Satyrus formed his phalanx with both flanks apparently empty. And then, when his whole body was formed – and it seemed to take for ever – he stepped out of his place in the second rank.
‘Friends!’ he roared.
Not much movement. Behind him, Idomeneus’ men shot a volley of arrows and ran – they had done their part, as they saw it, and now they made for the safety of the sailors’ phalanx.
‘You can defeat these men. You have beaten them before. When you lock your pikes with them, put your backs into the push and wait for my word. When I call, let’s hear your war cry – and not until then. Ready?’
There was the growl – the same growl with which, as oarsmen, they answered the call to ramming speed.
Not for the first time, Satyrus wondered if there was an aggregate creature in the head of every oarsman – if, when together, they formed some sort of thousand-headed monster with but one set of thoughts.
He slipped in behind Helios.
‘Forward!’ he called, and the centre bowed out as the phalanx went forward, but it was too late to worry about such things.
The oarsmen were wearing sandals – siege sandals, men called them, because they’d learned how nasty
the rubble was on their feet, even the rock-hard feet of an upper-deck man, and they’d made light leather boots to wear under heavy-soled sandals, and the marines had pulled every hobnail from their ‘Isocrates’ sandals, because the lifesaving purchase on a wet wooden deck was a ticket to slipping and lost footing on crumbled rock and broken marble.
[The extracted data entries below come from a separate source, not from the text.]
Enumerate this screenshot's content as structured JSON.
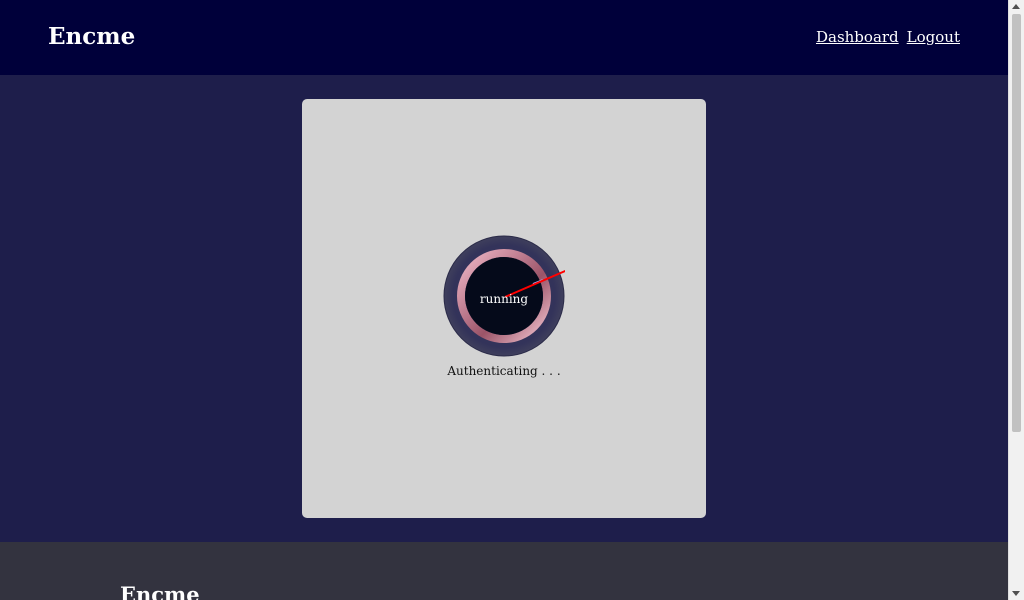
{
  "header": {
    "brand": "Encme",
    "nav": [
      {
        "label": "Dashboard"
      },
      {
        "label": "Logout"
      }
    ]
  },
  "main": {
    "spinner": {
      "label": "running",
      "colors": {
        "outer": "#33335a",
        "ring": "#b06a7e",
        "core": "#050a1a",
        "needle": "#ff0000"
      }
    },
    "status": "Authenticating . . ."
  },
  "footer": {
    "brand": "Encme"
  },
  "colors": {
    "header_bg": "#00003a",
    "main_bg": "#1e1e4b",
    "card_bg": "#d3d3d3",
    "footer_bg": "#33333f"
  },
  "icons": {
    "spinner": "loading-dial-icon",
    "needle": "needle-icon"
  }
}
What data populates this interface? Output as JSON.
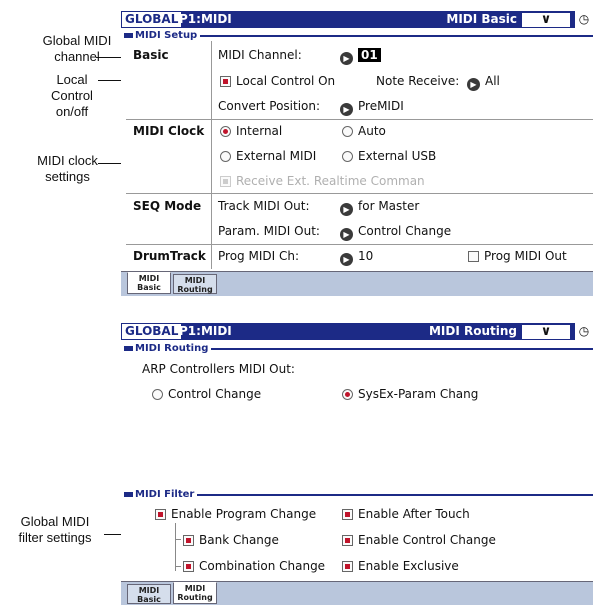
{
  "callouts": {
    "global_midi_channel": [
      "Global MIDI",
      "channel"
    ],
    "local_control": [
      "Local",
      "Control",
      "on/off"
    ],
    "midi_clock": [
      "MIDI clock",
      "settings"
    ],
    "filter": [
      "Global MIDI",
      "filter settings"
    ]
  },
  "basic": {
    "title": {
      "global": "GLOBAL",
      "page": "P1:MIDI",
      "name": "MIDI Basic",
      "dropdown": "∨",
      "clock": "◷"
    },
    "setup_label": "MIDI Setup",
    "basic_label": "Basic",
    "midi_channel_label": "MIDI Channel:",
    "midi_channel_value": "01",
    "local_control": "Local Control On",
    "note_receive_label": "Note Receive:",
    "note_receive_value": "All",
    "convert_position_label": "Convert Position:",
    "convert_position_value": "PreMIDI",
    "midi_clock_label": "MIDI Clock",
    "clock_options": {
      "internal": "Internal",
      "auto": "Auto",
      "external_midi": "External MIDI",
      "external_usb": "External USB"
    },
    "clock_selected": "internal",
    "receive_ext": "Receive Ext. Realtime Comman",
    "seq_mode_label": "SEQ Mode",
    "track_midi_out_label": "Track MIDI Out:",
    "track_midi_out_value": "for Master",
    "param_midi_out_label": "Param. MIDI Out:",
    "param_midi_out_value": "Control Change",
    "drumtrack_label": "DrumTrack",
    "prog_midi_ch_label": "Prog MIDI Ch:",
    "prog_midi_ch_value": "10",
    "prog_midi_out": "Prog MIDI Out",
    "tabs": [
      {
        "l1": "MIDI",
        "l2": "Basic"
      },
      {
        "l1": "MIDI",
        "l2": "Routing"
      }
    ]
  },
  "routing": {
    "title": {
      "global": "GLOBAL",
      "page": "P1:MIDI",
      "name": "MIDI Routing",
      "dropdown": "∨",
      "clock": "◷"
    },
    "routing_label": "MIDI Routing",
    "arp_label": "ARP Controllers MIDI Out:",
    "control_change": "Control Change",
    "sysex": "SysEx-Param Chang",
    "filter_label": "MIDI Filter",
    "enable_program_change": "Enable Program Change",
    "bank_change": "Bank Change",
    "combination_change": "Combination Change",
    "enable_after_touch": "Enable After Touch",
    "enable_control_change": "Enable Control Change",
    "enable_exclusive": "Enable Exclusive",
    "tabs": [
      {
        "l1": "MIDI",
        "l2": "Basic"
      },
      {
        "l1": "MIDI",
        "l2": "Routing"
      }
    ]
  },
  "colors": {
    "title_bar": "#1c2a86",
    "tab_bar": "#b9c6dc",
    "check_on": "#c0142b"
  }
}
Satyrus was betting that the enemy would be barefoot. Greek soldiers – even Macedonians – often fought barefoot, for a surer footing. And if the men coming up the beach had never fought in a siege – and who had fought in a siege like this? – then they would probably be barefoot.
The flanks of the sailors’ phalanx hurried to keep up, and the front rippled.
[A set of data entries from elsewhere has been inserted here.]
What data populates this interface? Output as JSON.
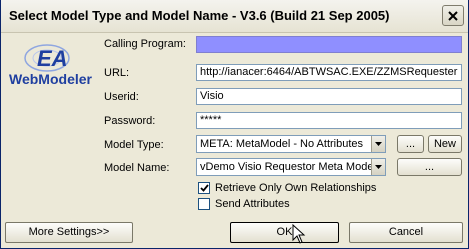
{
  "window": {
    "title": "Select Model Type and Model Name - V3.6 (Build 21 Sep 2005)"
  },
  "logo": {
    "text_top": "EA",
    "text_bottom": "WebModeler"
  },
  "form": {
    "calling_program_label": "Calling Program:",
    "calling_program_value": "",
    "url_label": "URL:",
    "url_value": "http://ianacer:6464/ABTWSAC.EXE/ZZMSRequester",
    "userid_label": "Userid:",
    "userid_value": "Visio",
    "password_label": "Password:",
    "password_value": "*****",
    "model_type_label": "Model Type:",
    "model_type_value": "META: MetaModel - No Attributes",
    "model_name_label": "Model Name:",
    "model_name_value": "vDemo Visio Requestor Meta Model",
    "browse_type_label": "...",
    "new_label": "New",
    "browse_name_label": "...",
    "retrieve_own_label": "Retrieve Only Own Relationships",
    "retrieve_own_checked": true,
    "send_attributes_label": "Send Attributes",
    "send_attributes_checked": false
  },
  "footer": {
    "more_settings_label": "More Settings>>",
    "ok_label": "OK",
    "cancel_label": "Cancel"
  },
  "colors": {
    "calling_program_field": "#8f8fff",
    "logo_blue": "#1f3fa0"
  }
}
The enemy was already close. They were deeper and formed loosely, and they had a curious mixture of weapons.
Pirates.
It took Satyrus precious seconds to see that Demetrios had not committed any of his precious Argyraspides or his Macedonian phalanxes this time. These were the pirates – the men who’d come only for plunder.
Good or bad?
There were heartbeats to impact. The pirates had the numbers by a factor of ten to one, but they were curiously hesitant. And barefoot.
Crash!
Satyrus’ men smashed into the front of the pirates like a battering ram into a gate, and men were knocked flat at the impact – men were actually impaled on the incoming pikes, as the pirates were so inexperienced, they hadn’t closed up or placed their shields to endure the storm of iron that was a pike phalanx oncoming, even with just six ranks of spearheads going home.
But there were blows in return – a torrent of blows, a staggering ocean wave of blows.
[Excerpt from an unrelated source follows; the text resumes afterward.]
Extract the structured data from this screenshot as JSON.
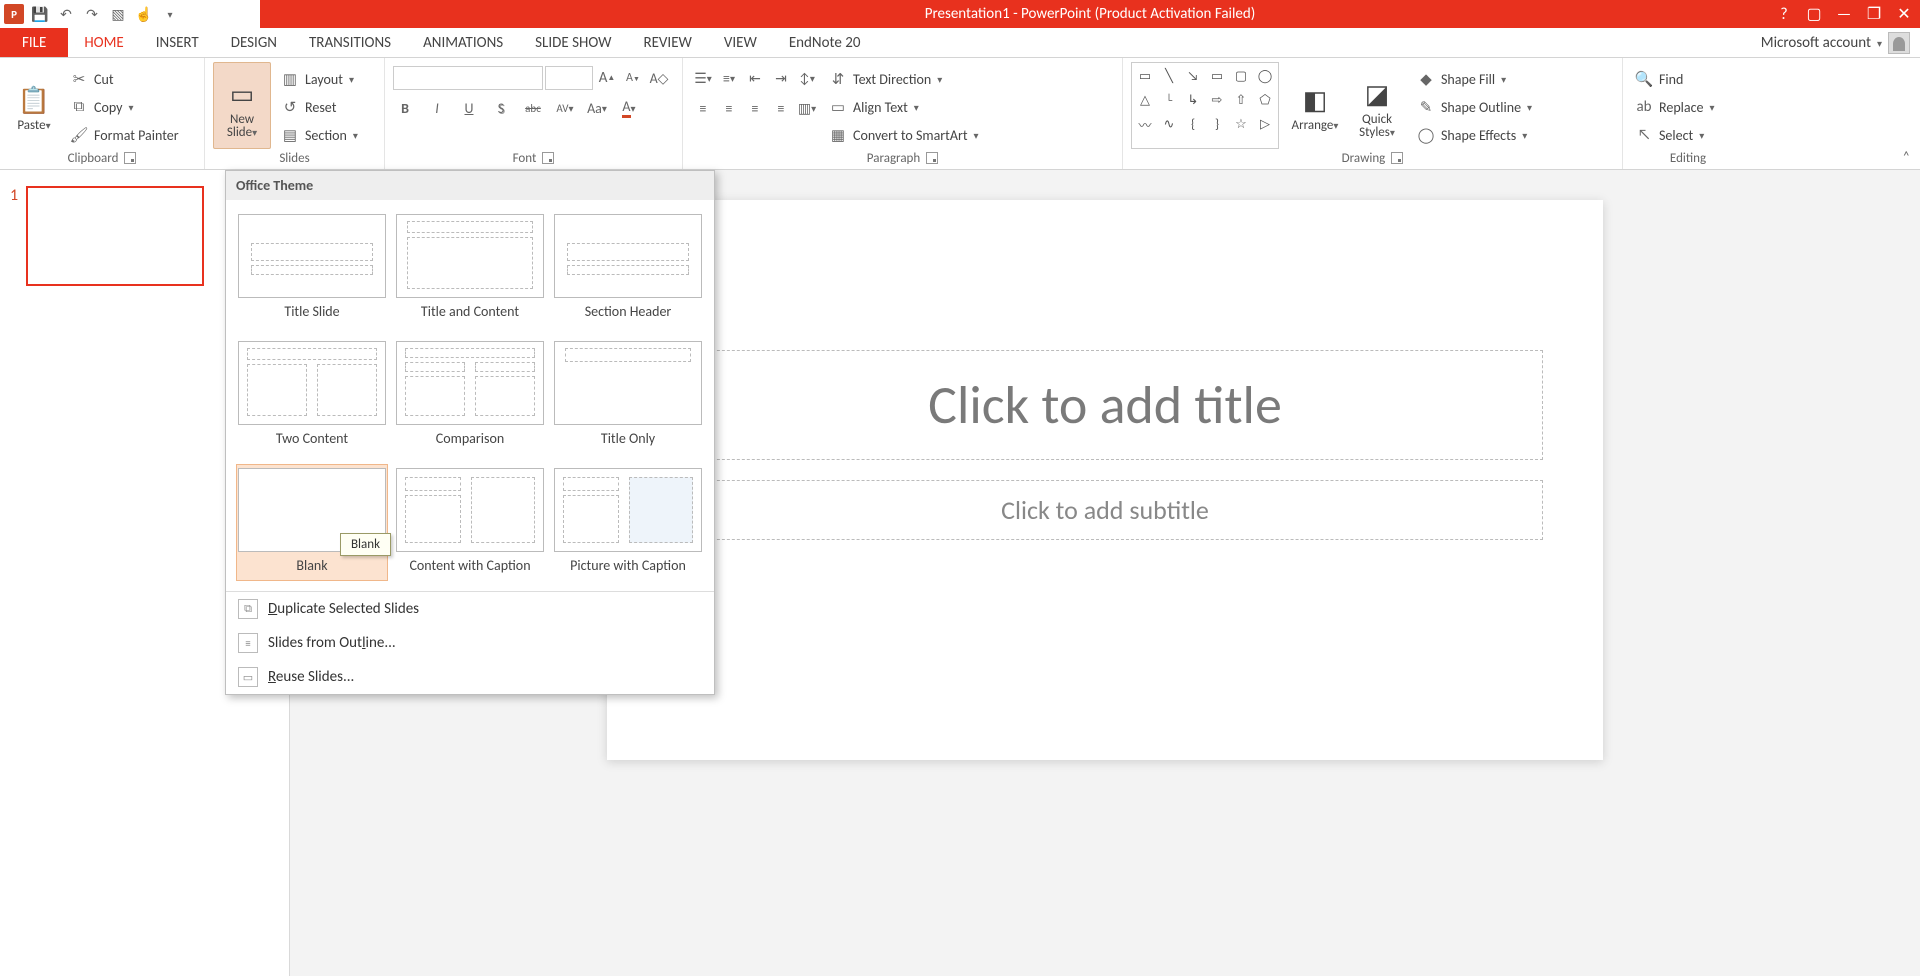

Satyrus had never been in the second rank before. It was terrifying. In the second rank, you could see. Men in the first rank crouched, tucked their eyes mostly under their shield rims and endured, parrying on instinct. In the second rank, a fighter could see the enemy. Could feel the press of his file behind him and translate it to the file leader – carefully, not allowing the file leader to be pushed to his death.